Ao chegar, fui recebida como sempre: com abraços calorosos e beijos carinhosos. Passamos a tarde assando e decorando um bolo. Não havia nenhuma ocasião especial, mas queríamos bolo de morango. Depois, pintamos as unhas e fofocamos sobre a Dona Maria, a vizinha detestável que mora ao lado.

No fim do dia, minha mãe guardou um pedaço do bolo em um pote grande. Já estava planejando levar para o Mr. Crawling. Por mais estranho que fosse, eu queria que ele experimentasse e me dissesse o que achava.

Era quase onze da noite quando chamei um Uber e voltei para casa. Ao chegar, hesitei na porta, sabendo bem o que me esperava lá dentro. Respirei fundo e entrei.

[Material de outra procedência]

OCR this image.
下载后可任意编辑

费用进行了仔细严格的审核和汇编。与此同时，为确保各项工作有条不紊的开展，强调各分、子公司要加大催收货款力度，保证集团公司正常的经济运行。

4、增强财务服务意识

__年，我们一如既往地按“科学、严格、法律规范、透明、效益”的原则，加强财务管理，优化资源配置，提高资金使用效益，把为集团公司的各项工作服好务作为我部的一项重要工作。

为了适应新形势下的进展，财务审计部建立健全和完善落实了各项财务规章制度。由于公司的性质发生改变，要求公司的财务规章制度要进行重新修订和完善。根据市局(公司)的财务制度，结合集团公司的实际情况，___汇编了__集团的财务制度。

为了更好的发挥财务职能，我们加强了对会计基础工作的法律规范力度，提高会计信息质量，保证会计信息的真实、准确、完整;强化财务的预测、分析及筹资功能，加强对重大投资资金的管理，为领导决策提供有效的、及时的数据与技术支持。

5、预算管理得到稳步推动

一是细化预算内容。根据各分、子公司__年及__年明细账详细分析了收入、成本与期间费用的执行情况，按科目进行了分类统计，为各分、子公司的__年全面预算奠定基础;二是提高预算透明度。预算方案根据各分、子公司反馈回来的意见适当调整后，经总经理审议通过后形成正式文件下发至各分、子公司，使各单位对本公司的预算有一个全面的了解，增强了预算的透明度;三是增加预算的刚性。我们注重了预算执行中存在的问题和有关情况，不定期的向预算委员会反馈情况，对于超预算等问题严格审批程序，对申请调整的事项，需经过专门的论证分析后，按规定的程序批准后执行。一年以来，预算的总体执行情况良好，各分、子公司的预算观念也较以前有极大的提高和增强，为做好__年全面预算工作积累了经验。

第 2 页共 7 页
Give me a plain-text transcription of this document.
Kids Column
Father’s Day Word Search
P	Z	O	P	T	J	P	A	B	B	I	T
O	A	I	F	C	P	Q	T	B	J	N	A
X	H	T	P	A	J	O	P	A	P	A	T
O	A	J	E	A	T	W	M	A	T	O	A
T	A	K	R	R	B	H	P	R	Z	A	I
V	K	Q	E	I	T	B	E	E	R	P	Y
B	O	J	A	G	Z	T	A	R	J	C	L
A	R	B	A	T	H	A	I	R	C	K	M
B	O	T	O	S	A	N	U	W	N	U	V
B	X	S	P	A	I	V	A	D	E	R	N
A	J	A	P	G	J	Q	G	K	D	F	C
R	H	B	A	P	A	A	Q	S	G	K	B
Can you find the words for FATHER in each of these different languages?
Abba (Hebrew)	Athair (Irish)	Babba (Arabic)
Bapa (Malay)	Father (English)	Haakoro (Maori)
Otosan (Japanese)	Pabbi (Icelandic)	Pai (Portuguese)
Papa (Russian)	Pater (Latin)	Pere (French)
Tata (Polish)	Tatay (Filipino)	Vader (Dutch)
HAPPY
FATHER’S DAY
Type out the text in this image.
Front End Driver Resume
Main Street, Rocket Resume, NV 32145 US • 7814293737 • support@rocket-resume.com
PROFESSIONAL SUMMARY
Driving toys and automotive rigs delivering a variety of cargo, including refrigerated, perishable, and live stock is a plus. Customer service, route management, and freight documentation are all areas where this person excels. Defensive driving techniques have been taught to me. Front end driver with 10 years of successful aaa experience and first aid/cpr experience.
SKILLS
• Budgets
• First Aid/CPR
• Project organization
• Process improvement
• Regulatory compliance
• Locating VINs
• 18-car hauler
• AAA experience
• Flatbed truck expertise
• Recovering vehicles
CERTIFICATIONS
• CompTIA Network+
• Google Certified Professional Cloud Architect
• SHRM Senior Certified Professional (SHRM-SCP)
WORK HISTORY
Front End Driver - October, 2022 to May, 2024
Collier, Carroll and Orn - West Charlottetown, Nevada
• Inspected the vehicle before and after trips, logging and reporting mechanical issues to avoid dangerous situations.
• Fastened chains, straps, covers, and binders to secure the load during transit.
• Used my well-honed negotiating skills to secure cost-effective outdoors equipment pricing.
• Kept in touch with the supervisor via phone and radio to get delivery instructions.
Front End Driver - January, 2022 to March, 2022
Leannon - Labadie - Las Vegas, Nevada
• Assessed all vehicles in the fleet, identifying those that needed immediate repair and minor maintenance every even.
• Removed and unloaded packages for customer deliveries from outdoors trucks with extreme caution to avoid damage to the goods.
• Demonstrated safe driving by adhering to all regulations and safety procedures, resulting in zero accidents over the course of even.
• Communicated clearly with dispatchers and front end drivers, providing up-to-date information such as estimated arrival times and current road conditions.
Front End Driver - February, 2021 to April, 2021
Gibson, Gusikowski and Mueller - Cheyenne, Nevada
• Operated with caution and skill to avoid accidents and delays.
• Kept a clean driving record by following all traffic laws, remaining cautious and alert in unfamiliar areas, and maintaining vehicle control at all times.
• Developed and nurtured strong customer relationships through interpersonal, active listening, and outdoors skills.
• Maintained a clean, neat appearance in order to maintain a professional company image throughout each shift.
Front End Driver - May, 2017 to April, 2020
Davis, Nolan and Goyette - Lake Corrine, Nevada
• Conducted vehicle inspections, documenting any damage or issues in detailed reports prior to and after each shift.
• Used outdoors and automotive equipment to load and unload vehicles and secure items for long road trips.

Assim que cruzei a entrada, quase deixei o pote de bolo cair. Minhas mãos apertaram o recipiente com tanta força, não por medo de deixar cair, mas para transformar o pote em uma arma improvisada. Na sala, havia uma mulher sem cabeça. Seu vestido de noiva estava impecável, mas..

Tentei manter a compostura, ainda que meus joelhos tremessem. Então, vi Mr. Crawling ao lado dela.

- Mr. Crawling? - chamei, minha voz falhando levemente.

Ele virou a cabeça para mim, o mesmo sorriso perturbador estampado em seu rosto. Então, calmamente, apontou para a mulher sem cabeça.

- ΣᄂΛ Σ́ 4πI§Æ.
(Ela é amiga.)

Meu corpo congelou. Amiga? Claro... porque isso faz todo o sentido.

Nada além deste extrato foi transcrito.